Expects to reduce net NPA ratio to 3% by March 2020

Bank of Baroda
01-Nov-2018, 04:17
Bank of Baroda conducted an analyst meet on 31 October 2018 to discuss the financial results for the quarter ended September 2018 and prospects of the bank. PS Jayakumar, MD&CEO of the bank addressed the meet:

Highlights:

  • The bank has posted healthy core operating performance in the quarter ended September 2018. The net interest income of the bank has increased 21%, while the bank has posted 14% growth in the core fee income in Q2FY2019. The fee income of the bank is showing strong traction, while bank is strongly focusing on growing and broad basing fee income to offset the impact of volatility in treasury income.

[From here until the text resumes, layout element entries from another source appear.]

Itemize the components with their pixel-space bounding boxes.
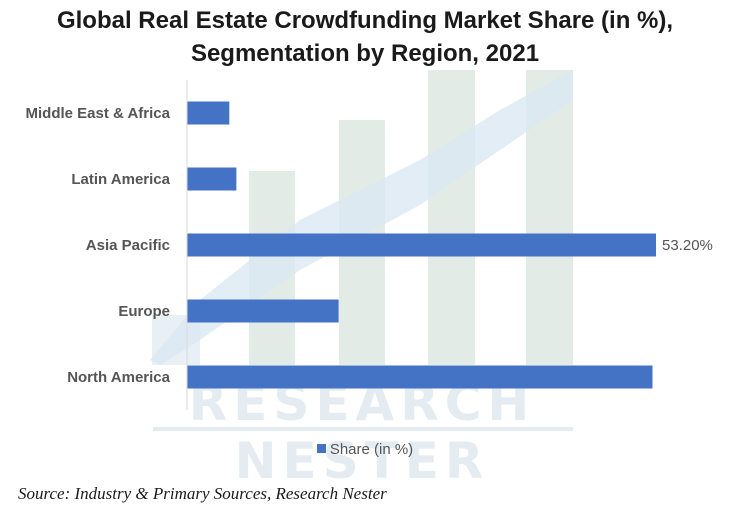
- chart-title-line-1: Global Real Estate Crowdfunding Market S…: [56, 7, 674, 34]
- plot-area: Middle East & Africa Latin America Asia Pa…: [26, 80, 713, 410]
- bar-north-america: [187, 365, 653, 389]
- source-note: Source: Industry & Primary Sources, Rese…: [18, 484, 387, 503]
- watermark-rule: [153, 427, 573, 431]
- watermark-column: [428, 70, 475, 365]
- bar-europe: [187, 299, 339, 323]
- chart-title: Global Real Estate Crowdfunding Market S…: [0, 4, 730, 70]
- bar-asia-pacific: [187, 233, 656, 257]
- legend-label: Share (in %): [329, 441, 414, 458]
- data-label: 53.20%: [662, 237, 713, 254]
- category-label: Asia Pacific: [86, 237, 170, 254]
- legend-swatch: [316, 444, 326, 453]
- category-label: Middle East & Africa: [26, 105, 171, 122]
- category-label: Europe: [118, 303, 170, 320]
- watermark-swoosh: [150, 70, 573, 365]
- chart-title-line-2: Segmentation by Region, 2021: [190, 40, 540, 67]
- watermark-logo: RESEARCH NESTER: [150, 70, 573, 490]
- category-label: Latin America: [71, 171, 170, 188]
- category-label: North America: [67, 369, 170, 386]
- legend: Share (in %): [0, 441, 730, 458]
- watermark-text-line2: NESTER: [235, 432, 490, 490]
- bar-latin-america: [187, 167, 237, 191]
- bar-middle-east-africa: [187, 101, 230, 125]
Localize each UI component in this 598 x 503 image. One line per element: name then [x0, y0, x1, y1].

  • The domestic loan growth was strong at 20% driven by retail loans growth of 33%. The share of retail loans has increased to 21% from 19% a year ago.

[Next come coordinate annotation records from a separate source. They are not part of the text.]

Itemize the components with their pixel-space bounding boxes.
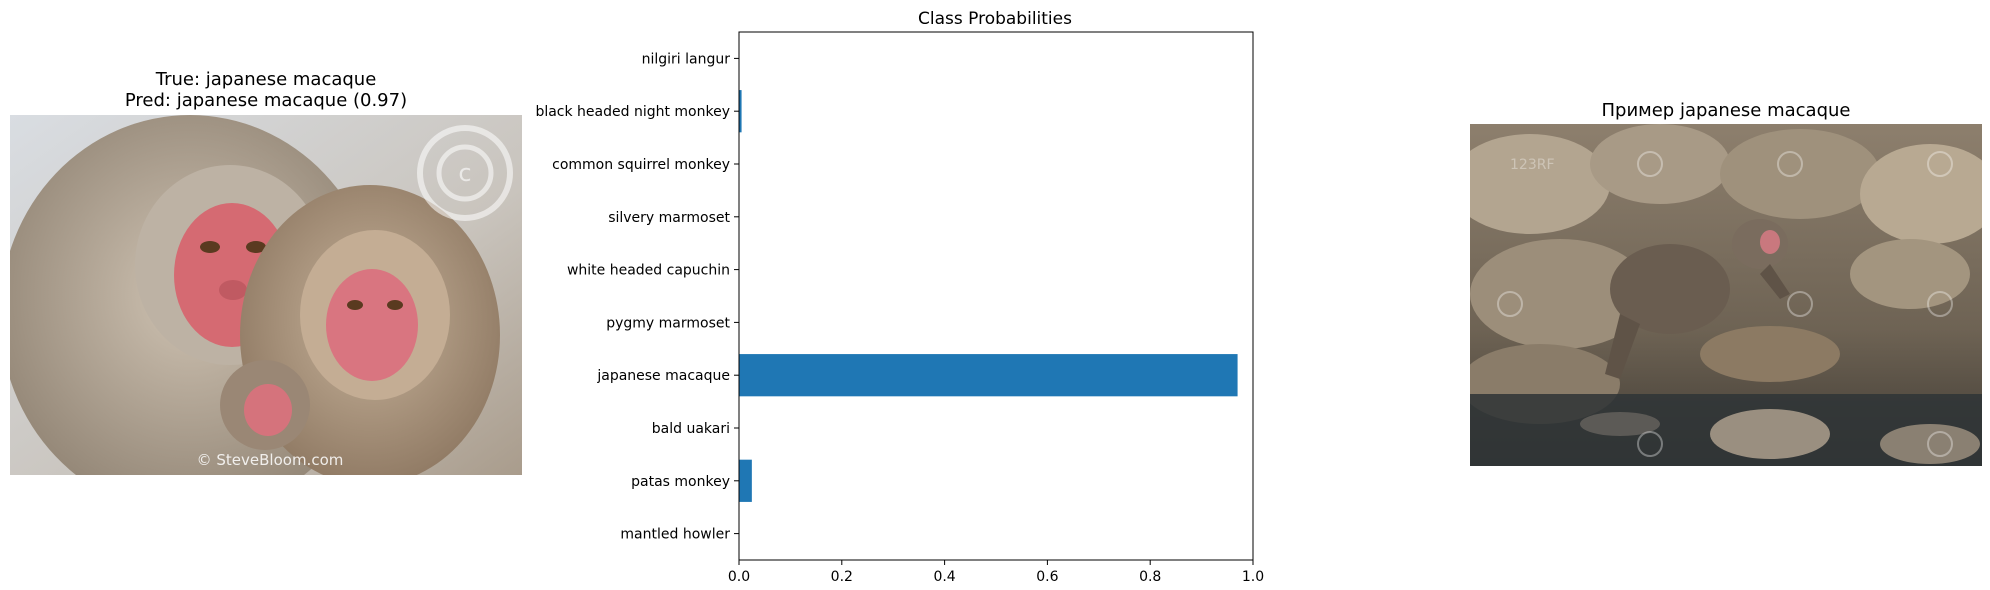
y-tick-label: japanese macaque [596, 368, 730, 384]
left-image-title: True: japanese macaque Pred: japanese ma… [0, 69, 532, 111]
y-tick-label: white headed capuchin [567, 263, 730, 279]
y-tick-label: mantled howler [620, 527, 730, 543]
svg-text:c: c [458, 159, 471, 187]
macaque-jumping-image: 123RF [1470, 124, 1982, 466]
axes-frame [738, 31, 1254, 561]
example-image-title: Пример japanese macaque [1601, 100, 1851, 121]
y-tick-label: bald uakari [652, 421, 730, 437]
bar-japanese-macaque [739, 354, 1238, 397]
bars-group [739, 90, 1238, 502]
x-tick-label: 0.0 [728, 569, 750, 585]
watermark-text: © SteveBloom.com [197, 451, 344, 469]
y-tick-label: nilgiri langur [642, 51, 731, 67]
macaque-family-photo: c © SteveBloom.com [10, 115, 522, 475]
bar-patas-monkey [739, 459, 752, 502]
x-tick-label: 0.2 [831, 569, 853, 585]
y-tick-label: silvery marmoset [608, 210, 730, 226]
x-tick-label: 0.6 [1036, 569, 1058, 585]
pred-label: Pred: japanese macaque (0.97) [124, 90, 408, 111]
y-tick-label: pygmy marmoset [606, 315, 730, 331]
y-tick-labels: mantled howler patas monkey bald uakari jap… [535, 51, 739, 543]
x-ticks: 0.0 0.2 0.4 0.6 0.8 1.0 [728, 560, 1264, 585]
bar-black-headed-night-monkey [739, 90, 742, 133]
macaque-jumping-photo: 123RF [1470, 124, 1982, 466]
y-tick-label: patas monkey [631, 474, 730, 490]
x-tick-label: 1.0 [1242, 569, 1264, 585]
y-tick-label: common squirrel monkey [552, 157, 730, 173]
x-tick-label: 0.8 [1139, 569, 1161, 585]
y-tick-label: black headed night monkey [535, 104, 730, 120]
macaque-family-image: c © SteveBloom.com [10, 115, 522, 475]
watermark-text: 123RF [1510, 157, 1555, 173]
chart-title: Class Probabilities [918, 9, 1072, 29]
x-tick-label: 0.4 [933, 569, 955, 585]
true-label: True: japanese macaque [155, 69, 377, 90]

  • The bank has continued to maintain domestic CASA deposits ratio above 40% end September 2018.
  • The bank has improved margin to 2.61% in Q2FY2019 from 2.34% in Q2FY2018.
  • The bank has improved asset quality in Q2FY2019, while slippages of loans declined to seven quarter low level in Q2FY2019. The provision coverage ratio improved above 70% end September 2018.

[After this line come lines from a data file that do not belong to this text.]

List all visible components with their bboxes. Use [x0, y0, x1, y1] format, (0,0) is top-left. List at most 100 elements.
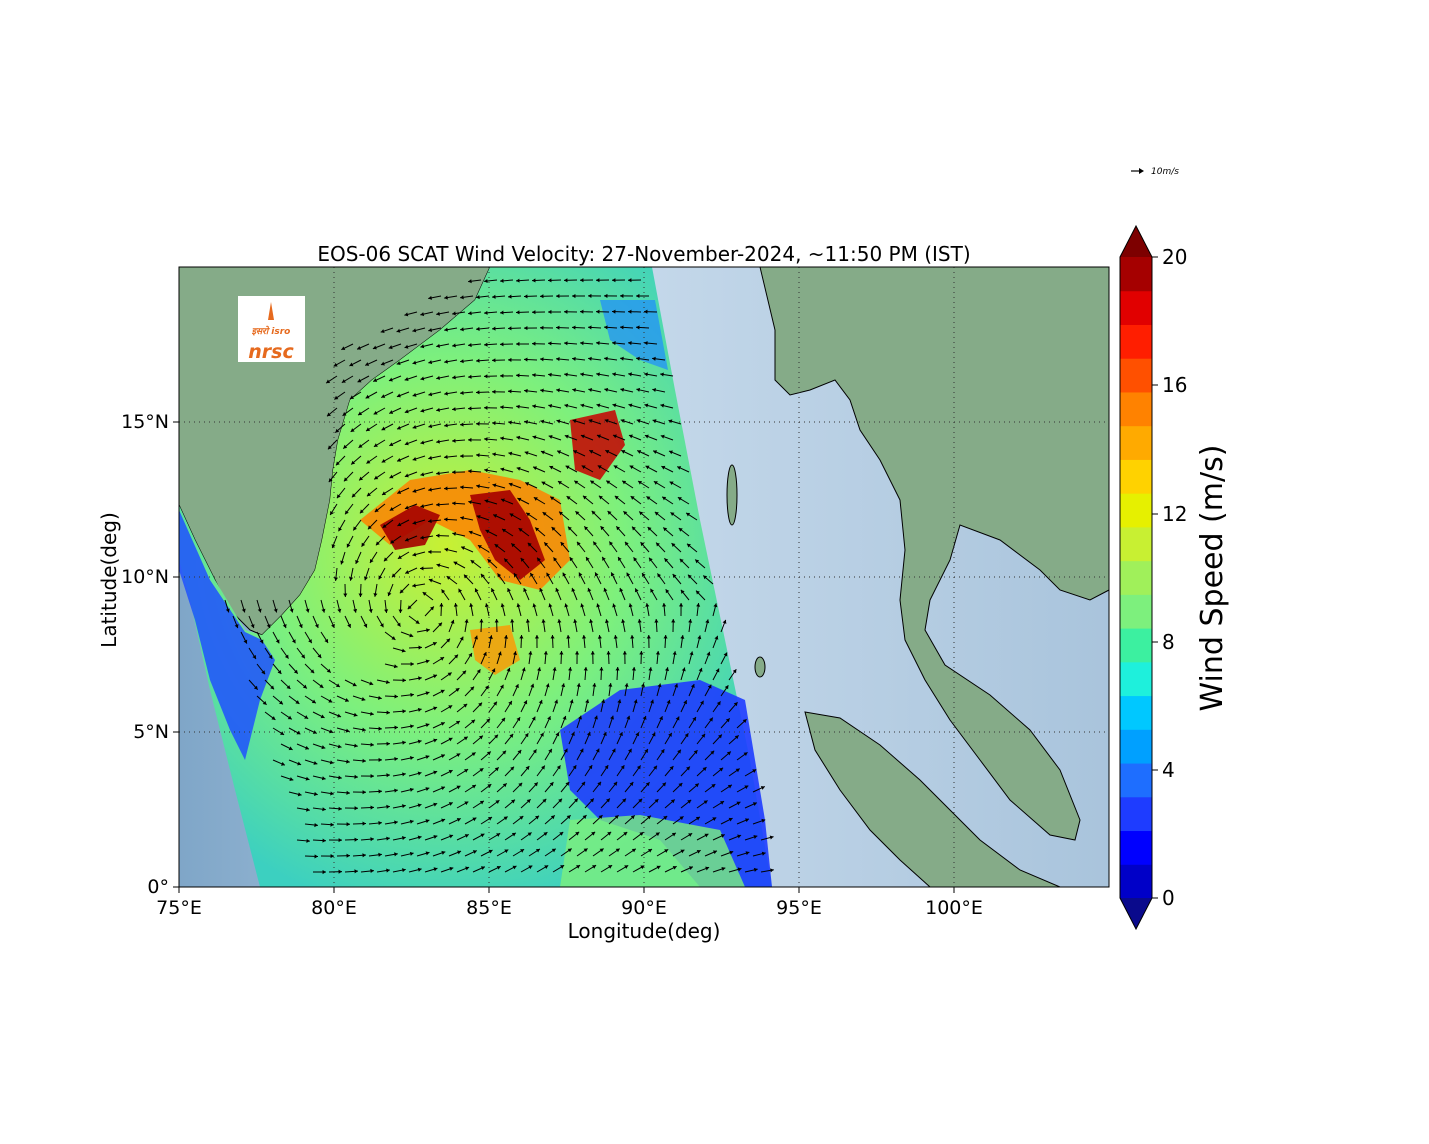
wind-vector-head [433, 867, 438, 872]
wind-vector-head [405, 570, 410, 574]
wind-vector-head [709, 717, 713, 722]
wind-vector-head [718, 734, 722, 739]
wind-vector-head [760, 786, 765, 790]
wind-vector-head [526, 512, 531, 517]
reference-arrow-icon [1139, 168, 1144, 174]
wind-vector-head [432, 642, 437, 646]
wind-vector-head [629, 465, 634, 470]
wind-vector-head [488, 849, 493, 854]
wind-vector-head [484, 374, 488, 379]
wind-vector-head [679, 603, 684, 607]
wind-vector-head [688, 833, 693, 837]
wind-vector-head [528, 865, 533, 870]
wind-vector-head [420, 535, 424, 540]
wind-vector-head [478, 735, 483, 740]
wind-vector-head [341, 346, 346, 351]
wind-vector-head [378, 852, 382, 857]
wind-vector-head [556, 325, 560, 330]
wind-vector-head [444, 547, 449, 552]
wind-vector-head [723, 652, 728, 657]
wind-vector-head [463, 574, 468, 579]
wind-vector-head [508, 482, 513, 487]
wind-vector-head [500, 498, 505, 503]
wind-vector-head [456, 753, 461, 758]
wind-vector-head [574, 480, 579, 485]
wind-vector-head [628, 403, 633, 408]
wind-vector-head [576, 541, 581, 546]
wind-vector-head [656, 865, 661, 870]
wind-vector-head [487, 559, 492, 563]
wind-vector-head [644, 434, 649, 439]
wind-vector-head [597, 781, 602, 786]
wind-vector-head [436, 471, 440, 476]
wind-vector-head [306, 838, 310, 843]
wind-vector-head [412, 424, 417, 429]
wind-vector-head [354, 869, 358, 874]
wind-vector-head [551, 848, 556, 853]
wind-vector-head [513, 573, 518, 578]
wind-vector-head [314, 623, 319, 628]
wind-vector-head [744, 785, 749, 790]
x-tick-label: 85°E [466, 897, 512, 919]
wind-vector-head [556, 388, 560, 393]
wind-vector-head [500, 603, 505, 608]
wind-vector-head [494, 767, 499, 772]
wind-vector-head [346, 543, 351, 548]
wind-vector-head [664, 849, 669, 853]
nrsc-logo: इसरो isro nrsc [238, 296, 305, 363]
wind-vector-head [604, 619, 610, 624]
wind-vector-head [500, 373, 504, 378]
wind-vector-head [527, 832, 532, 837]
wind-vector-head [366, 492, 371, 497]
wind-vector-head [556, 357, 560, 362]
wind-vector-head [580, 403, 585, 408]
wind-vector-head [338, 775, 342, 780]
wind-vector-head [640, 542, 645, 547]
wind-vector-head [508, 389, 512, 394]
wind-vector-head [401, 836, 406, 841]
wind-vector-head [476, 358, 480, 363]
wind-vector-head [440, 754, 445, 759]
wind-vector-head [268, 654, 273, 659]
wind-vector-head [572, 293, 576, 299]
wind-vector-head [596, 403, 601, 408]
wind-vector-head [370, 711, 374, 716]
wind-vector-head [622, 651, 627, 655]
wind-vector-head [662, 603, 667, 607]
wind-vector-head [474, 635, 478, 640]
wind-vector-head [328, 478, 333, 483]
wind-vector-head [334, 395, 339, 400]
wind-vector-head [441, 850, 446, 855]
wind-vector-head [336, 494, 341, 499]
wind-vector-head [345, 510, 349, 515]
wind-vector-head [559, 831, 564, 836]
wind-vector-head [607, 511, 612, 515]
wind-vector-head [394, 820, 398, 825]
wind-vector-head [573, 450, 578, 454]
wind-vector-head [636, 419, 641, 423]
wind-vector-head [470, 560, 475, 564]
wind-vector-head [579, 748, 584, 753]
wind-vector-head [347, 623, 351, 628]
wind-vector-head [597, 465, 602, 470]
wind-vector-head [652, 388, 657, 393]
wind-vector-head [409, 851, 414, 856]
wind-vector-head [373, 443, 378, 447]
wind-vector-head [412, 328, 417, 333]
wind-vector-head [418, 676, 422, 681]
wind-vector-head [624, 541, 629, 546]
wind-vector-head [488, 635, 493, 640]
wind-vector-head [366, 459, 371, 464]
wind-vector-head [358, 593, 363, 597]
land-sumatra [804, 711, 1061, 887]
wind-vector-head [715, 668, 720, 673]
wind-vector-head [225, 608, 230, 613]
wind-vector-head [448, 737, 453, 742]
wind-vector-head [500, 405, 504, 410]
wind-vector-head [532, 310, 536, 315]
wind-vector-head [534, 635, 540, 639]
wind-vector-head [508, 420, 512, 425]
wind-vector-head [518, 782, 523, 787]
wind-vector-head [252, 654, 256, 659]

  • The bank has exhibited decline in GNPA as well as NNPA ratio in Q2FY2019, despite the impact of Rs 534 crore on account of exchange translation.
  • The bank has exposure to Rs 21985 crore of loan under NCLT, with healthy provision coverage of 65.6% end September 2018. The recoveries in NCLT related exposure stood at Rs 1231 crore in Q2FY2019.
  • About 84% of the fresh slippages in Q2FY2019 came from watchlist of stressed accounts, which has declined to Rs 8500 crore end September 2018. The watch list also includes the part of stressed exposure to IL&FS group.
  • The bank aims to reduce net NPA ratio to 3% by March 2020.
  • The exposure to NBFC sector stand sat Rs 71961 crore end September 2018.
  • The bank has made provision of Rs 241 crore towards its part of exposure to IL&FS group, which is showing stress. As per the bank, of the total exposure about 18% is towards 4 road projects with COD accomplished, 22% to 3 renewal power projects with COD completed and performing well, 10% to 1 thermal power projects with second PPA signed, 17% to international business performing well. Further, the bank has exposure to 2 NBFCs amounting to 15% and has exposure to ITNL, where bank has taken provisions.
  • The securities receipt book of the bank stood at Rs 726 crore, while there is no addition it during last few years as bank focus on any asset sale for only cash basis.
  • The non-fund exposure to NPA account stands at Rs 2600 crore with provisions of Rs 850 crore.
  • With regard to merger with Dena and Vijaya Bank, the bank expects the effective date of merger to be 1 April 2019.